Um dos assuntos mais comentados foi o tempo de validade
para os profissionais no mercado. Conclusão: nunca
é tarde para conseguir uma colocação interessante
no mercado, mas é indispensável uma formação boa.
Veja os melhores momentos:
Flavio
Kosminsky: Boa noite. Estou à disposição de todos
Dario fala para Flavio Kosminsky: Olá! Boa
noite! Trabalho em uma grande empresa pública, de
direito privado, e constantemente passo por situações
em que mais vale uma postura política do que um parecer
técnico. Como o senhor vê a política dentro das organizações?
Em grandes empresas privadas a política afeta as decisões
como nas empresas públicas? Gostaria de saber o que
o senhor pensa e já viveu a respeito desse problema.

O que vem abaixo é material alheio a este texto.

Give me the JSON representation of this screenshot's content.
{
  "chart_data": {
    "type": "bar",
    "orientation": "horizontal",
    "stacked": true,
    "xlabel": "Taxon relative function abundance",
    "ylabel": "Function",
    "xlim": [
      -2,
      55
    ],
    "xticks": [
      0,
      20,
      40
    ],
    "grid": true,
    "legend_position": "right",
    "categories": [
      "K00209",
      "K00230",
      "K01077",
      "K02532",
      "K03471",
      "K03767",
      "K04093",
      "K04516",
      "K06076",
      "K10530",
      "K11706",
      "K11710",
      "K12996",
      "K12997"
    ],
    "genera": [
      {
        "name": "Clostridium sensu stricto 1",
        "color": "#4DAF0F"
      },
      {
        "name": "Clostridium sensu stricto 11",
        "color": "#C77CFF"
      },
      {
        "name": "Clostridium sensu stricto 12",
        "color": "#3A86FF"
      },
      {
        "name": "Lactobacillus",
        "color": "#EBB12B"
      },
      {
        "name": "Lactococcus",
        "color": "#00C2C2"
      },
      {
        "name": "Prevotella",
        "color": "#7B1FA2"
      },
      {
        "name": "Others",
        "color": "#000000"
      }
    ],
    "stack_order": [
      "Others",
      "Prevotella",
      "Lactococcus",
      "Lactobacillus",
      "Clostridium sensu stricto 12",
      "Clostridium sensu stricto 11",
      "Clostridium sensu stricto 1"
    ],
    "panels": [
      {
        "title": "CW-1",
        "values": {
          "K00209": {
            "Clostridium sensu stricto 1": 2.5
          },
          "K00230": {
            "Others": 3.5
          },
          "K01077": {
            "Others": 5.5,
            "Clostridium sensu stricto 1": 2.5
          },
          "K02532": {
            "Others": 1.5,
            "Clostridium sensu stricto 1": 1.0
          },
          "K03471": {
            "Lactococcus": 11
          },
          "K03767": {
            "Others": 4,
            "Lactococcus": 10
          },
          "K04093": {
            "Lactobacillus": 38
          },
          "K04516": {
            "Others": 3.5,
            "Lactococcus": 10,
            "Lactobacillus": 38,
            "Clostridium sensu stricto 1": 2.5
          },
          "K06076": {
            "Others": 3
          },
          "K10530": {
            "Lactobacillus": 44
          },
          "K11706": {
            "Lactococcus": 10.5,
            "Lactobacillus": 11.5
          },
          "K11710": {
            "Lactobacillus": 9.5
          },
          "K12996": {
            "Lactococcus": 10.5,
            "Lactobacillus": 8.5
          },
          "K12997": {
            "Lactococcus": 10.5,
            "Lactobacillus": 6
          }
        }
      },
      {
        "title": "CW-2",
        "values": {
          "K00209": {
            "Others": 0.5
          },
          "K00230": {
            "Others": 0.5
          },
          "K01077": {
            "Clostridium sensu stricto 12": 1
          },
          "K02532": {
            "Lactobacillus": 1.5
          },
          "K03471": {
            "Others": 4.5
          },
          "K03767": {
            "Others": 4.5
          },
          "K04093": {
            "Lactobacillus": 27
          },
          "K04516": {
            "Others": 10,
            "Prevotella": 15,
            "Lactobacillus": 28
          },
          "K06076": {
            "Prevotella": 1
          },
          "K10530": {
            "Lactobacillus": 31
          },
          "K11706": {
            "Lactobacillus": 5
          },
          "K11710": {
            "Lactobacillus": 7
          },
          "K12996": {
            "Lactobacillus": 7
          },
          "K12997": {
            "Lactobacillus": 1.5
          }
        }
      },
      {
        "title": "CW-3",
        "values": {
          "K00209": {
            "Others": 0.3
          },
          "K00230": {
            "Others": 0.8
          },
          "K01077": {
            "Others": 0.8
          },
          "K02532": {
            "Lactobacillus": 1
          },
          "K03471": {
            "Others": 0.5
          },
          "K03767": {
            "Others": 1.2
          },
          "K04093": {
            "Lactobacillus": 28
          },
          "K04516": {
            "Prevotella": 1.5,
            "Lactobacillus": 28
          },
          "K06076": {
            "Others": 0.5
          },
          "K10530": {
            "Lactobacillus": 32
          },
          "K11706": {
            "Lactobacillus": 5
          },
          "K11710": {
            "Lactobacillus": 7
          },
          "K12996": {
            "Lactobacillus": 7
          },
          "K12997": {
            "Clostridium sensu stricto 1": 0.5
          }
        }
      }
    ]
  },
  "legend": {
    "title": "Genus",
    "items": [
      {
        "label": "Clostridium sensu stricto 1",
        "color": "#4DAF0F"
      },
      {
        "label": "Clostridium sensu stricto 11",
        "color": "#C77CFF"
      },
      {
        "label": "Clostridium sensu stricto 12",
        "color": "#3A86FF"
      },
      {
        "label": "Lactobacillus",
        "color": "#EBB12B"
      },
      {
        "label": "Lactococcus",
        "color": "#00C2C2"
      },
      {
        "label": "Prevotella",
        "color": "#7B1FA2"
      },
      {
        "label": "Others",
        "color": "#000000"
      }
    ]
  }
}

Flavio Kosminsky: A política é a arte do possível,
e não pode ser confundida com politicagem. Navegar
no espaço político é essencial para que todas as partes
envolvidas em ações e decisões sejam consideradas
e prestem apoio ao projeto mudança em discussão. Acho
que todos nós, muitas vezes, acreditamos que interesses
"estranhos" estão impulsionando certas decisões. Temos,
antes de tudo, que considerar que o nosso projeto
pode não ser o mais importante. É para isto que serve
a política: para harmonizar interesses eventualmente
divergentes.
Letícia pergunta para Flavio Kosminsky: Tenho
dúvidas a respeito das oportunidades que uma pessoa
de 30 anos tem para ingressar no mercado das empresas
multinacionais. Você acha que pessoas nessa faixa
etária podem ser absorvidas enquanto iniciantes de
uma carreira?
Flavio Kosminsky: Sim, mas você deve ter uma
bagagem que a torne interessante para esta empresa,
ou qualquer outra. Possivelmente ter a capacidade
de se relacionar em pé de igualdade com gente bem
mais jovem.
Roberto fala para Flavio Kosminsky: Trabalhei
dois anos como advogado, na secretaria Estadual do
Meio Ambiente aqui de São Paulo, com avaliação de
impacto ambiental, em 1994. Depois não trabalhei mais
nessa área. O senhor vê chances de eu conseguir alguma
colocação estando com 45 anos?
Flavio Kosminsky: Todo o problema da recolocação
deve ser entendido sob a ótica do mercado de trabalho
como um todo. Todos nós estamos sempre competindo,
e portanto, qual é a nossa competitividade relativa?
Isto depende, é claro, da natureza da competição.
Se um processo muito aberto e portanto muito seletivo,
a competitividade relativa de cada um é menor. Em
empresas menores, ou onde temos relações que nos darão
uma chance, a competitividade e maior.